This means, in most cases, that travelers between two cities with small airports and limited flights wind up saying ridiculously high airfares. But, that’s not always the case.
Some of these ridiculously high airfares are between major airports. For example, a regular business client called this week to make a day trip between Washington, D.C. and Pittsburgh, with three weeks advance purchase.
The distance between the cities is 183 air miles, about 245 highway miles and a four hour drive. The least expensive fare without a three-day or weekend stay, $993.00 round-trip, with a $150 change fee.
By comparison, another consistently expensive city pair, Detroit to Cincinnati, which is 229 air miles, is $854 round-trip for the same one-day round-trip. Then take a look at Chicago-Ohare to Cincinnati, 264 miles, that prices at $915 round-trip. (Cincinnati, as a Delta hub with little competition, consistently has high airfares.)
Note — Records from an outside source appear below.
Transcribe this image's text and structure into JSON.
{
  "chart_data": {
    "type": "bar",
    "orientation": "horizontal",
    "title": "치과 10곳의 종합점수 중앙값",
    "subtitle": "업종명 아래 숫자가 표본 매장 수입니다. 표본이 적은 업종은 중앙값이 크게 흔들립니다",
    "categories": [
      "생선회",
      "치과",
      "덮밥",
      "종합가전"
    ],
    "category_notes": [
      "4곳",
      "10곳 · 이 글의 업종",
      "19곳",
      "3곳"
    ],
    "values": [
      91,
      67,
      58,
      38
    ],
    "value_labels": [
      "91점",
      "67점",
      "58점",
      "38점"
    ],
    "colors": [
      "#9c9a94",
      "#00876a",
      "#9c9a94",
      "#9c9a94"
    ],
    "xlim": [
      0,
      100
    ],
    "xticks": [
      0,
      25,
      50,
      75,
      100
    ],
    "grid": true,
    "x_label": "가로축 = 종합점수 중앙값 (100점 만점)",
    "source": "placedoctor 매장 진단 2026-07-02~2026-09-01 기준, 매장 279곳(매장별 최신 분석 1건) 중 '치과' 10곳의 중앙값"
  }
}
So what do these particular ridiculous fares have in common, other than no competition? They are just far enough apart to discourage business travelers from driving. For leisure travelers, fares between these cities aren’t great for longer stays, but they are considerably better.
In addition, these fares are all in markets not served by discount carriers like Southwest, or Jetblue. (For example, fares from Pittsburgh to Philadelphia dropped dramatically when Southwest entered the market, as did fares to many cities from Atlanta when Airtran arrived.)
As United completes their merger with Continental, more other city pairs no doubt will join the high-price competition. The same day round-trip fare between their Chicago-O’Hare and Houston-Intercontinental hubs, which are 925 miles apart is $948. (Although Southwest competes with fares that are less than half that price between Chicago-Midway and Houston-Hobby.)
There are several other major city-pairs in the overpriced “Hall of Shame.” The other inspiration for this post was a client who needed a nonstop between Dallas and Boston, a 1,562-mile trip, and the one-way fare was $1,023 for a ticket purchased a month in advance. (By comparison, the fare from San Francisco to Dallas, almost the same distance, is less than half the price.)
No doubt the airlines involved here will just say they are trying to make a profit in tough times. Fair enough. On the other hand, for anyone unlikely enough to need to travel between these and other cities, it can be more than frustrating.
If any readers have another city pair or two to nominate for the “most overpriced airfare in America,” please note them in comments.
First, venting is good catharsis. Second, discount carriers are always looking for new markets. And if a route looks like the airline equivalent of really low hanging fruit (i.e very easy to undercut prices,) then who knows, help may be on the way.